Somehow the Rosenwald convinced the Big New Santa Fe to build a new layout which accounts for the BNSF equipment and end points.  I see you noticed the El in Chicago but did you also see the subway running under the city?

The NYC 999 is a great loco and it does look huge with those 86" drivers standing on top of the rails and simulated roadbed.  The tops of the drivers are nearly 10' above the actual floor.  I see the museum says the original cost was on the order of $13K.  I understand the rehab cost $1.25, about 100 times as much as the loco cost new.

In addition to the layout and other exhibits in that area, plus tons of high-quality, larger-scale train models in the basement, the large open space adjacent to the main museum entrance houses an AT&SF 2900-class Northern and the original Pioneer Zephyr. 

I hope you looked at more than just the trains.  The whole place is a marvel and a wonderful way to spend a day in Chicago with children.  Next time you go, plan to hit the Chicago Historical Society for some fine railroad and other history, and the Illinois Transportation Museum in Union where they have a bunch of stuff, much of it running.  Union is about 90 minutes northwest of the city, just off the Northwest Tollway.

                                                                           -- D
Title: Re: Famous Train Layouts
Post by: ebtnut on June 01, 2010, 01:41:33 PM
Just for the record, the specs given for No. 999 are for it's as-built design with the 86" drivers.  The NYC rebuilt the engine sometime later with the smaller drivers (72", if memory holds) when 4-4-0's began being replaced in main line service with Atlantics and Pacifics.  These are what the engine has now.  I'm glad to see the engine indoors.  Last time I saw it, it was displayed outdoors, and suffering for it. 
Title: Re: Famous Train Layouts
Post by: Doneldon on June 01, 2010, 02:37:31 PM
ebt -

Yes, it was outdoors, just landward of Lake Michigan and the Outer Drive.  The Santa Fe Northern, Pioneer Zephyr and U505 were there, too.  You could see the deterioration on all three as time went by.  And you could see it just driving past; you didn't need to go through the museum to get close access.
                                                                             -- D
Title: Re: Famous Train Layouts
Post by: jbsmith on June 01, 2010, 07:08:02 PM
Doneldon
That was my first time there since i was in grade school [1970s]  and i remember the "O" scale.
Yep i saw the sub-way!
I took my dad with me, we saw the coal mine tour which he in turn had not seen since he was in grade school [1940s].
We saw almost everything, took the Zephyr tour, the free part of the U-505, old  time main street and lots of other stuff.
I think the only things we missed were the Navy tech and the ships part.
The U-505 is now indoors too! you can even touch the hull.  went thru the 727.
I was wow-ed by how much had changed there at the MSI since the late 1970s.
We left when both of us started to get foot sore, and the thunderstorm had mostly passed on over the lake.

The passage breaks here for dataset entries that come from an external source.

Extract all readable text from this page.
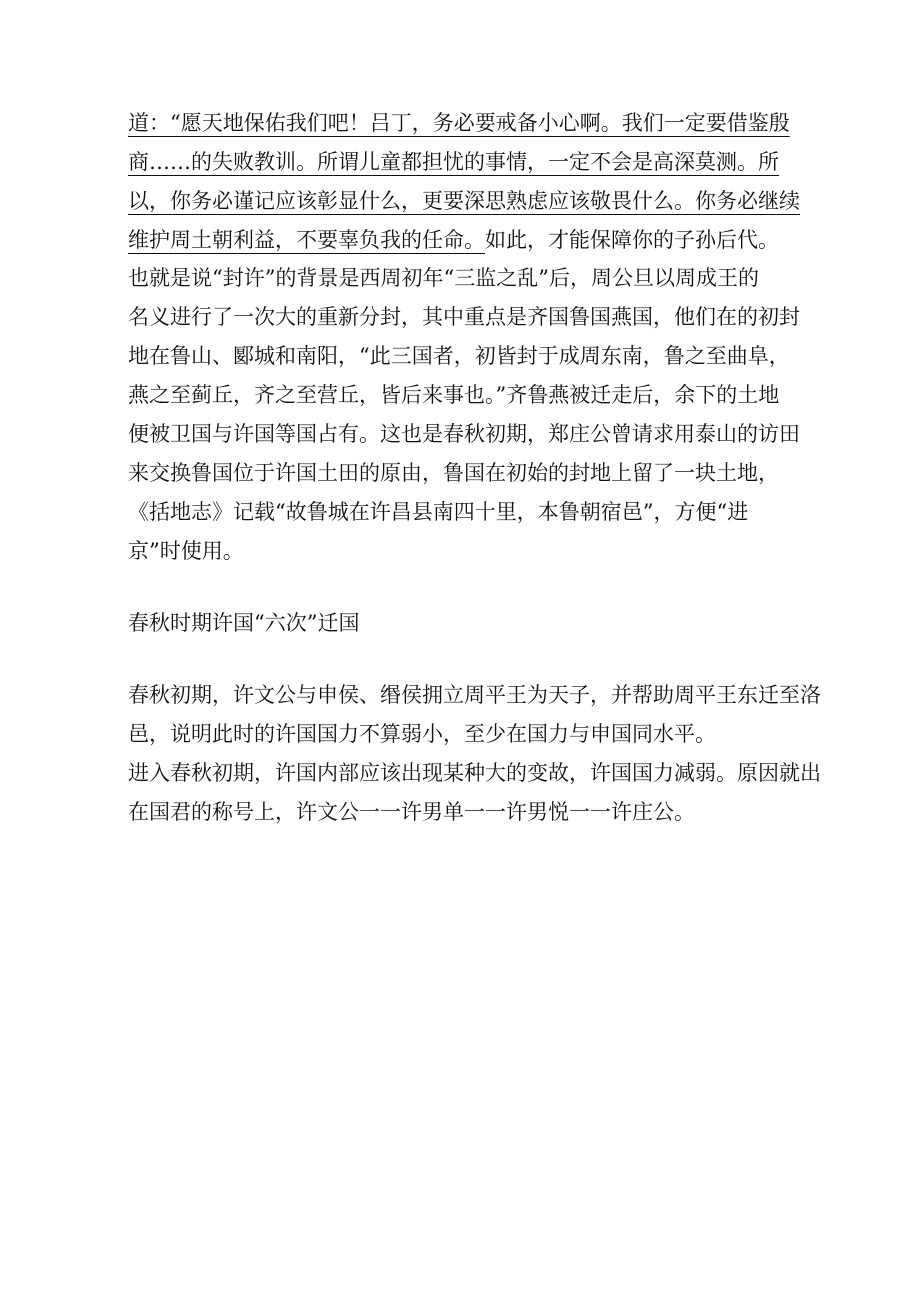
道：“愿天地保佑我们吧！吕丁，务必要戒备小心啊。我们一定要借鉴殷
商……的失败教训。所谓儿童都担忧的事情，一定不会是高深莫测。所
以，你务必谨记应该彰显什么，更要深思熟虑应该敬畏什么。你务必继续
维护周土朝利益，不要辜负我的任命。如此，才能保障你的子孙后代。
也就是说“封许”的背景是西周初年“三监之乱”后，周公旦以周成王的
名义进行了一次大的重新分封，其中重点是齐国鲁国燕国，他们在的初封
地在鲁山、郾城和南阳，“此三国者，初皆封于成周东南，鲁之至曲阜，
燕之至蓟丘，齐之至营丘，皆后来事也。”齐鲁燕被迁走后，余下的土地
便被卫国与许国等国占有。这也是春秋初期，郑庄公曾请求用泰山的访田
来交换鲁国位于许国土田的原由，鲁国在初始的封地上留了一块土地，
《括地志》记载“故鲁城在许昌县南四十里，本鲁朝宿邑”，方便“进
京”时使用。
春秋时期许国“六次”迁国
春秋初期，许文公与申侯、缗侯拥立周平王为天子，并帮助周平王东迁至洛
邑，说明此时的许国国力不算弱小，至少在国力与申国同水平。
进入春秋初期，许国内部应该出现某种大的变故，许国国力减弱。原因就出
在国君的称号上，许文公一一许男单一一许男悦一一许庄公。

Title: Re: Famous Train Layouts
Post by: Doneldon on June 02, 2010, 02:35:10 AM
jb -

Yes, it's a terrific place.  Having the U505 inside has saved the sub.  It was restored to be fully operational, well, except for the two huge holes through the hull, and the temperature and humidity changes outside were ruining everything.  It was a genuine oven in there on a hot summer day.  The inside tour is better now than when it was outside.  The only down side is that they had to remove the periscopes and radio mast to get it into that futuristic sub pen.  Do the tour next time you go.  I'll bet you'll be happy you did.

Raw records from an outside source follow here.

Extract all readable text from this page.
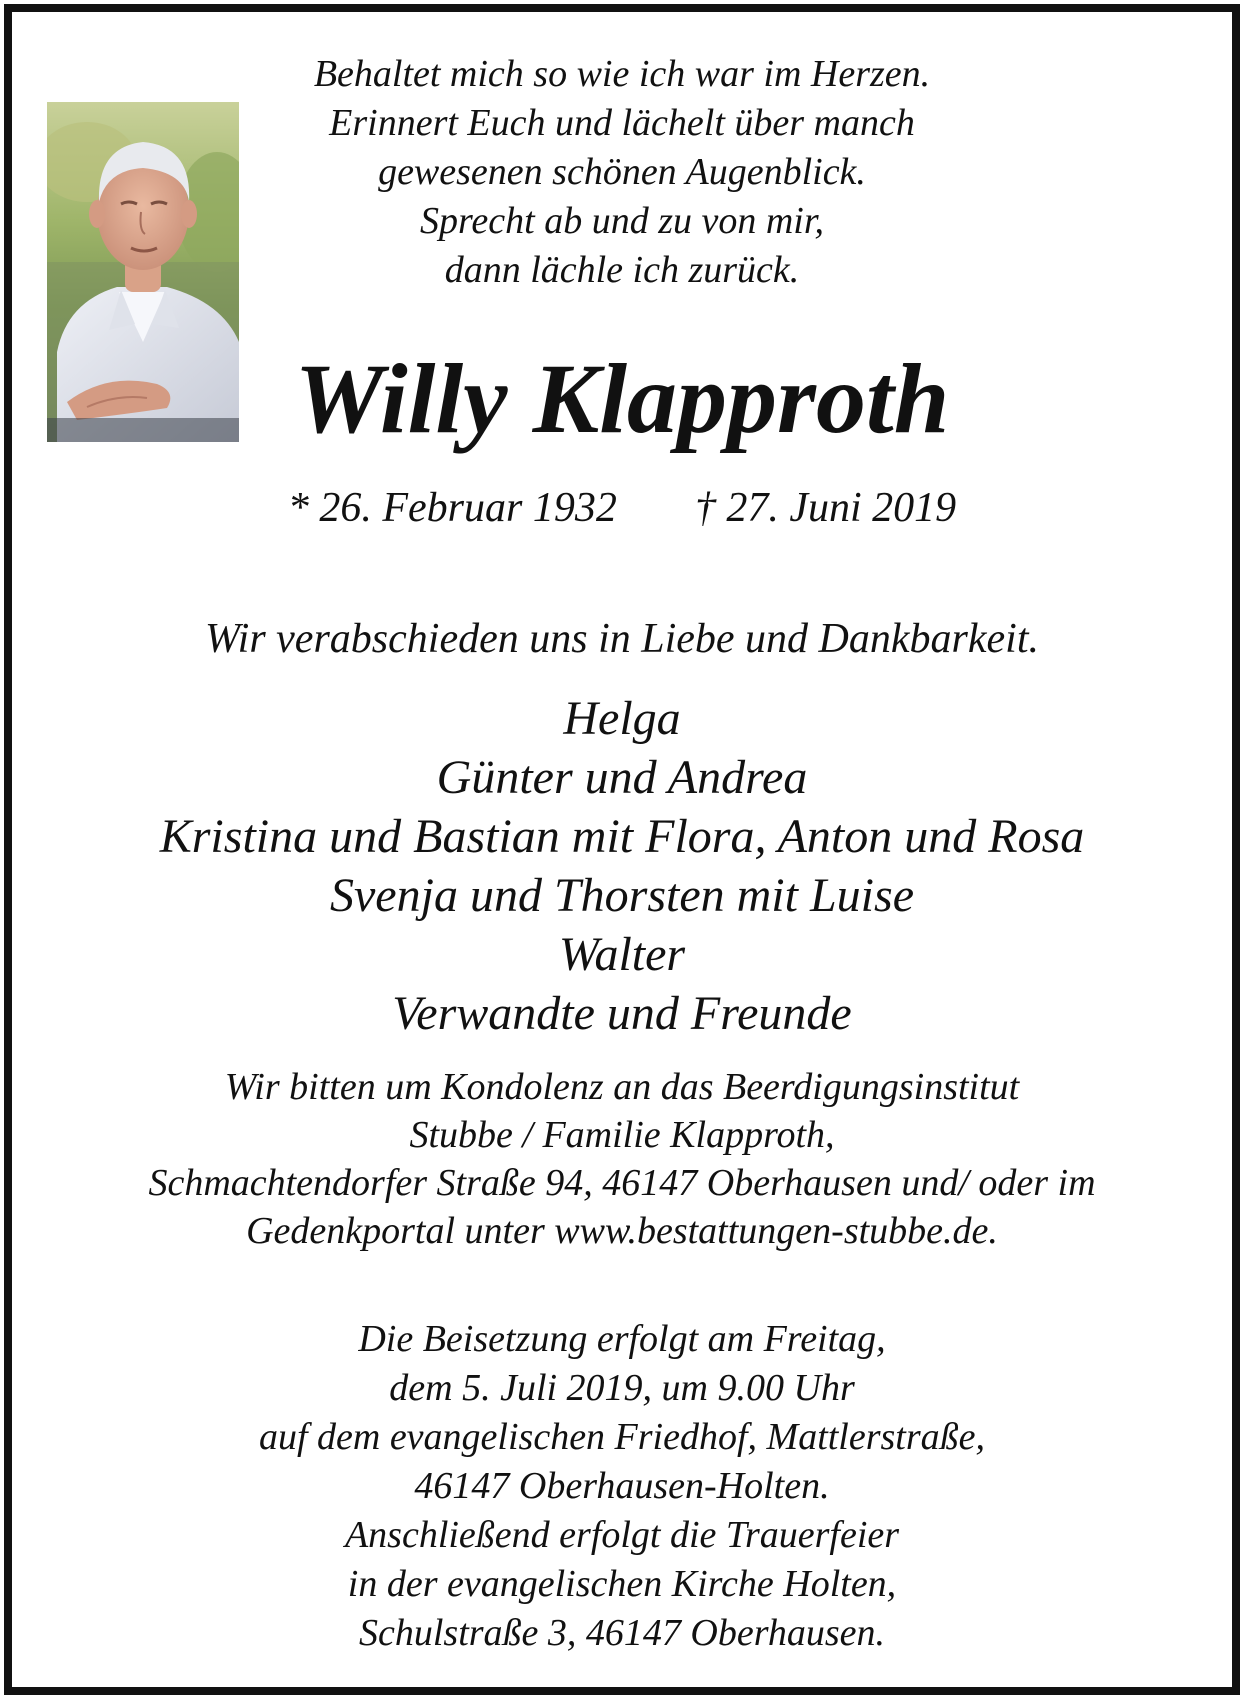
Behaltet mich so wie ich war im Herzen.
Erinnert Euch und lächelt über manch
gewesenen schönen Augenblick.
Sprecht ab und zu von mir,
dann lächle ich zurück.
Willy Klapproth
* 26. Februar 1932 † 27. Juni 2019
Wir verabschieden uns in Liebe und Dankbarkeit.
Helga
Günter und Andrea
Kristina und Bastian mit Flora, Anton und Rosa
Svenja und Thorsten mit Luise
Walter
Verwandte und Freunde
Wir bitten um Kondolenz an das Beerdigungsinstitut
Stubbe / Familie Klapproth,
Schmachtendorfer Straße 94, 46147 Oberhausen und/ oder im
Gedenkportal unter www.bestattungen-stubbe.de.
Die Beisetzung erfolgt am Freitag,
dem 5. Juli 2019, um 9.00 Uhr
auf dem evangelischen Friedhof, Mattlerstraße,
46147 Oberhausen-Holten.
Anschließend erfolgt die Trauerfeier
in der evangelischen Kirche Holten,
Schulstraße 3, 46147 Oberhausen.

Are you an old Chicagoan?  You seem to be very familiar with the museum.  I was born in the city, lived there through high school and college, and again when in the Navy.  I only go now to take the grandchildren as I have no more family anywhere in Chicagoland.  But I'm still proud of being a Chicagoan.  And I mean Chicagoan, not a suburbanite.

                                                                          -- D
Title: Re: Famous Train Layouts
Post by: J3a-614 on June 02, 2010, 02:50:00 AM
Sounds like something to see!  Wish I could get out there.